If you believe your competitor derived the invention from you (i.e., they stole or copied your invention), you can initiate a derivation proceeding under 35 U.S.C. § 135. To succeed in a derivation proceeding, you must prove that the claimed invention was derived from you and that they filed the patent without your permission. Remember to initiate the derivation proceeding within one year of the first publication of your competitor’s application.


Conduct a Thorough Prior Art Search

If the competitor's patent application is published, you may conduct a thorough evaluation of the pending claims in your competitor's patent application and compare them to your invention and determine if your invention is distinct or if there is any significant overlap. This is important because once the competitor's patent application is published, it would be used as prior art against your later-filed patent application claiming the same or similar subject matter. Therefore, if your invention is the same or similar to what is claimed in the competitor's patent application, you may have a very difficult time to obtain your own patent over the competitor's patent application and may even face freedom-to-operate issues when you try to commercialize your invention in the future.


Due to the significant risk, you should consider invalidating your competitor's claims that cover your invention. One way is to look for prior art that predated the filing date of the competitor's patent application, that is, to conduct an invalidation search. Prior art can include earlier patents, publications, public uses, or sales that describe the invention before the earliest effective filing date of the competitor's patent application.

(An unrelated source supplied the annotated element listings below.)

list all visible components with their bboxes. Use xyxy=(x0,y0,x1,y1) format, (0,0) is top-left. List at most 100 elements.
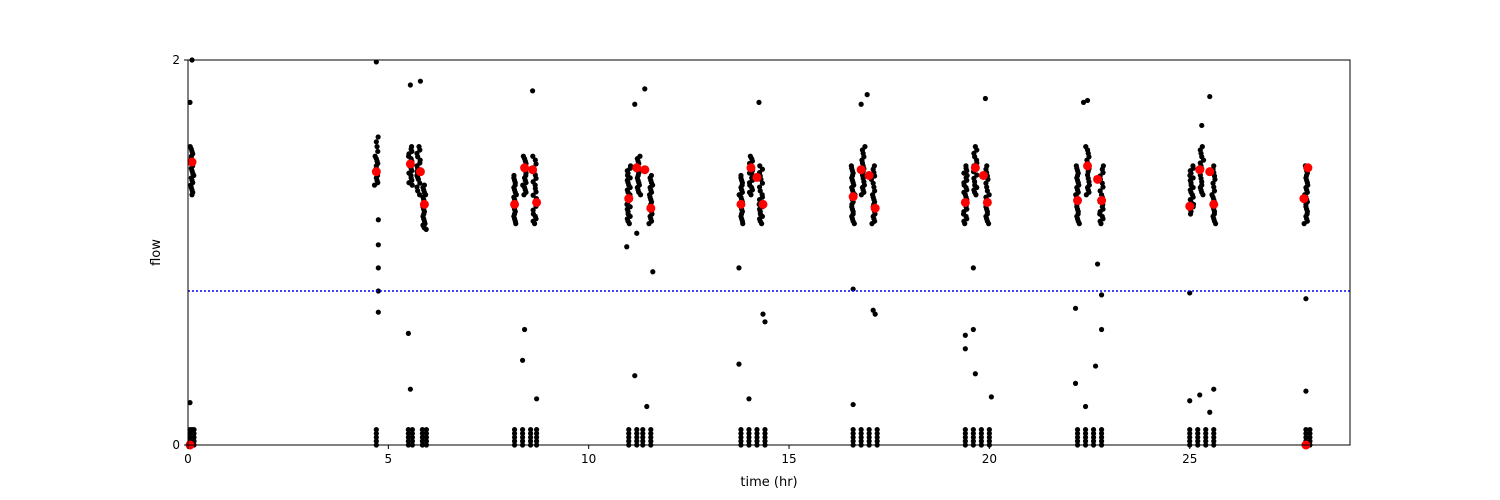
data-point xyxy=(1212,176,1218,182)
zero-point xyxy=(405,430,411,437)
outlier-point xyxy=(634,230,640,236)
zero-point xyxy=(1195,434,1201,440)
x-axis: 0 5 10 15 20 25 xyxy=(184,445,1197,466)
highlight-point xyxy=(187,157,197,167)
zero-point xyxy=(1211,434,1217,440)
data-point xyxy=(1100,184,1106,190)
data-point xyxy=(871,184,877,190)
zero-point xyxy=(640,434,646,440)
zero-point xyxy=(1195,427,1201,433)
zero-point xyxy=(1090,427,1097,433)
zero-point xyxy=(866,430,872,437)
zero-point xyxy=(1074,427,1081,433)
zero-point xyxy=(1303,430,1309,437)
zero-point xyxy=(970,438,976,444)
highlight-point xyxy=(758,199,768,209)
outlier-point xyxy=(405,330,411,336)
zero-point xyxy=(191,427,197,433)
data-point xyxy=(1212,221,1219,227)
zero-point xyxy=(1098,438,1105,444)
zero-point xyxy=(874,427,880,433)
zero-point xyxy=(1203,434,1209,440)
data-point xyxy=(757,188,763,194)
zero-point xyxy=(1195,438,1201,444)
zero-point xyxy=(187,427,193,433)
data-point xyxy=(646,221,652,227)
zero-point xyxy=(626,427,632,433)
data-point xyxy=(626,221,632,227)
data-point xyxy=(985,221,992,227)
zero-point xyxy=(754,438,760,444)
data-point xyxy=(189,192,195,198)
data-point xyxy=(530,207,536,213)
zero-point xyxy=(1187,427,1193,433)
x-tick-label: 25 xyxy=(1182,452,1197,466)
zero-point xyxy=(866,434,872,440)
zero-point xyxy=(1211,430,1217,437)
zero-point xyxy=(858,438,864,444)
outlier-point xyxy=(1303,296,1309,302)
highlight-point xyxy=(864,171,874,180)
y-axis: 02 xyxy=(172,53,188,452)
highlight-point xyxy=(1097,196,1107,206)
zero-point xyxy=(762,427,768,433)
data-point xyxy=(748,192,754,198)
zero-point xyxy=(626,430,632,437)
outlier-point xyxy=(858,101,864,107)
zero-point xyxy=(648,427,654,433)
outlier-point xyxy=(1098,292,1105,298)
highlight-point xyxy=(415,167,425,177)
zero-point xyxy=(519,438,526,444)
zero-point xyxy=(419,430,426,437)
zero-point xyxy=(858,434,864,440)
outlier-point xyxy=(187,400,193,406)
highlight-point xyxy=(646,203,656,213)
zero-point xyxy=(648,438,654,444)
data-point xyxy=(531,221,538,227)
zero-point xyxy=(519,430,526,437)
zero-point xyxy=(1098,430,1105,437)
zero-point xyxy=(634,438,640,444)
data-point xyxy=(758,221,765,227)
outlier-point xyxy=(624,244,630,250)
data-point xyxy=(521,192,527,198)
zero-point xyxy=(754,430,760,437)
data-point xyxy=(530,192,536,198)
outlier-point xyxy=(375,265,381,271)
highlight-point xyxy=(640,165,650,175)
zero-point xyxy=(746,430,752,437)
zero-point xyxy=(409,427,415,433)
zero-point xyxy=(527,427,534,433)
zero-point xyxy=(423,427,430,433)
zero-point xyxy=(519,434,526,440)
highlight-point xyxy=(1073,196,1083,206)
outlier-point xyxy=(746,396,752,402)
data-point xyxy=(1076,221,1082,227)
outlier-point xyxy=(1080,99,1087,105)
zero-point xyxy=(1074,438,1081,444)
plot-frame xyxy=(187,59,1351,446)
zero-point xyxy=(1195,430,1201,437)
data-point xyxy=(740,221,746,227)
zero-point xyxy=(754,434,760,440)
data-point xyxy=(415,188,421,194)
data-point xyxy=(962,221,968,227)
data-point xyxy=(1187,211,1194,217)
zero-point xyxy=(1074,434,1081,440)
data-point xyxy=(869,221,875,227)
zero-point xyxy=(1307,434,1313,440)
highlight-point xyxy=(982,197,992,207)
zero-point xyxy=(754,427,760,433)
data-point xyxy=(530,153,536,159)
outlier-point xyxy=(870,307,876,313)
zero-point xyxy=(874,438,880,444)
outlier-point xyxy=(1094,261,1101,267)
highlight-point xyxy=(746,163,756,173)
highlight-point xyxy=(1303,163,1313,173)
zero-point xyxy=(1090,434,1097,440)
outlier-point xyxy=(534,396,540,402)
data-point xyxy=(533,175,539,181)
zero-point xyxy=(409,430,415,437)
x-tick-label: 15 xyxy=(781,452,796,466)
data-point xyxy=(984,184,990,190)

Submit Prior Art via Third-Party Submissions

If you have successfully found a prior art, and if your competitor’s patent application has been published but not yet granted, you can file a third-party submission under 37 CFR 1.290. This allows you to submit prior art that could undermine the patentability of your competitor’s claims. Note that you have only limted time window to submit the prior art. You must submit the prior art before the Notice of Allowance or within six months after the publication of the patent application (if the first Office Action was issued outside the six-month window, use the issuance date of the first Office Action as the deadliene for submitting the prior art), whichever is earlier.


Monitor the Application and Consider Post-Grant Options

If you missed the third-party submission deadline and your competitor’s patent issues, you can challenge the patent in one of post-grant procedures at the USPTO:

  • Post-Grant Review (PGR): Available for the first nine months after a patent is granted. This procedure allows you to challenge the patent on any ground (e.g., lack of novelty, non-obviousness, lack of written description requirement, lack of enablement, patent eligibility).

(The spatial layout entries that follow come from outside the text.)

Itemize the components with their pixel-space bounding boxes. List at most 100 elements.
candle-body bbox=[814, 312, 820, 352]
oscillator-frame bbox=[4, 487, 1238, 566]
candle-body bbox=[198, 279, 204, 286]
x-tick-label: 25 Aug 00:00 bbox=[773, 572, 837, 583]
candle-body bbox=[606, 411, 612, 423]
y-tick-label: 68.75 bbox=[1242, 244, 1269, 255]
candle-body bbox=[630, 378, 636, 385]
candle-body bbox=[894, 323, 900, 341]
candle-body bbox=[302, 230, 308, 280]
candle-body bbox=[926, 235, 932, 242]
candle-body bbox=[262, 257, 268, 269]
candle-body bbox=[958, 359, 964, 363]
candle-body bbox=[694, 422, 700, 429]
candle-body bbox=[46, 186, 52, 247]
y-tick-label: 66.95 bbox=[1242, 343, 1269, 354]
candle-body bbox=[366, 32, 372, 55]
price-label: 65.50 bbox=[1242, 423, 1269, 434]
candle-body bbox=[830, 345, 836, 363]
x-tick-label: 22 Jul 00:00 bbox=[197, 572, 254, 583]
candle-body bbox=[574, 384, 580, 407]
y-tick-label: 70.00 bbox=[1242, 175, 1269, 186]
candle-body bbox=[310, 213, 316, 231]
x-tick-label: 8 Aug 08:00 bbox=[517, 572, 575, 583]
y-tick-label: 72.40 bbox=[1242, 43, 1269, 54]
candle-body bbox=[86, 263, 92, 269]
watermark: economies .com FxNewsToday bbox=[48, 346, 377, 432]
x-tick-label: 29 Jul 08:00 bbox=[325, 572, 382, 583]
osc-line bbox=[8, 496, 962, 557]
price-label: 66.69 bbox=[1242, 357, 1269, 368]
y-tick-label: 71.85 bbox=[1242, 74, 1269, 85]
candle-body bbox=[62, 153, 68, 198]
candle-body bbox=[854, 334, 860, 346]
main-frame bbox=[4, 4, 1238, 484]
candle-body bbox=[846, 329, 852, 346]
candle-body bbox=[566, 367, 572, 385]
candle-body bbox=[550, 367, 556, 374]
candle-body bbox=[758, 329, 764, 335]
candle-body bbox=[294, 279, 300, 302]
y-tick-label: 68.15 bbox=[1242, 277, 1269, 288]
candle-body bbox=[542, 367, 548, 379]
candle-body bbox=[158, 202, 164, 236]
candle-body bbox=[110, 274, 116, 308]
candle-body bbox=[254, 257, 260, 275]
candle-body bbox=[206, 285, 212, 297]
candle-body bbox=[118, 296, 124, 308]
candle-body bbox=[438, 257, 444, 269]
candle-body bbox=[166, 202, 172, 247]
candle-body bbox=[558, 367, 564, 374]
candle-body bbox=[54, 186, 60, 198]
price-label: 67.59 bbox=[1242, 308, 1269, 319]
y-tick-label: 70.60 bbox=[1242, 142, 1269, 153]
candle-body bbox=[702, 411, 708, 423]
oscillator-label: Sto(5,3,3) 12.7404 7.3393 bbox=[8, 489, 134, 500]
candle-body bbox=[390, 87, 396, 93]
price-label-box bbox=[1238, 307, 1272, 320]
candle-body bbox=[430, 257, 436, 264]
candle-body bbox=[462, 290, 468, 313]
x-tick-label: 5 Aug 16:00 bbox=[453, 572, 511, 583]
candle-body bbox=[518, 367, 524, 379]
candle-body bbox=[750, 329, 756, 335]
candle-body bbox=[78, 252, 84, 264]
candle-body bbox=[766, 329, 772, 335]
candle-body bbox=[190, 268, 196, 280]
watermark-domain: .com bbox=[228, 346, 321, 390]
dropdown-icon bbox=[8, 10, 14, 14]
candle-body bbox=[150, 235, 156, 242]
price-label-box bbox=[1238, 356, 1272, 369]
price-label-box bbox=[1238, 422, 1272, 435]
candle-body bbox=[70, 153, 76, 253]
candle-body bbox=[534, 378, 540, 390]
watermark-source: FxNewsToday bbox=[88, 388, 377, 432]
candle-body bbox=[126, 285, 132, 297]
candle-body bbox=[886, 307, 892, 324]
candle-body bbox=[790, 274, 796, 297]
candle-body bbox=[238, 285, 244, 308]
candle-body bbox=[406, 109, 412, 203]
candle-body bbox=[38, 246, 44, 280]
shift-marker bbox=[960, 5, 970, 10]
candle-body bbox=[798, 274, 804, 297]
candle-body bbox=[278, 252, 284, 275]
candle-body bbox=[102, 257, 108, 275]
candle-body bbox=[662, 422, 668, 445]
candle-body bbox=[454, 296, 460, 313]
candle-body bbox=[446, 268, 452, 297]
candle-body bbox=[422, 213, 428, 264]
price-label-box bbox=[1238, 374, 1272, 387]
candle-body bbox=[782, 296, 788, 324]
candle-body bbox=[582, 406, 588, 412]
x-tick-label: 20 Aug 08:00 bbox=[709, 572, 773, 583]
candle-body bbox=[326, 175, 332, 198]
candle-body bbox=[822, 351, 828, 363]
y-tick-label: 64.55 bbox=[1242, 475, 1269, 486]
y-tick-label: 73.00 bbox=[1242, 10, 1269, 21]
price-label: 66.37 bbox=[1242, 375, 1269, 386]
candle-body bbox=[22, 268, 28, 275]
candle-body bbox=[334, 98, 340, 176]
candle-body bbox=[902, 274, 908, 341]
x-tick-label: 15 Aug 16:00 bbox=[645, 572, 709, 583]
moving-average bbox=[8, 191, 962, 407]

  • Inter Partes Review (IPR): After the nine-month window for PGR closes, you can still challenge the patent’s validity but can only do so based on prior art.

  • Ex Parte Reexamination: You can request a reexamination of the patent based on new prior art that raises a substantial new question of patentability. Remeber, while you will be a party to PGR and IPR proceedings, you would not be a participant of Ex Parte Reexamination after your request - if the USPTO decides to initiate the Reexamination procedure, it would be a proceeding between the patent owner (your competitor) and the USPTO.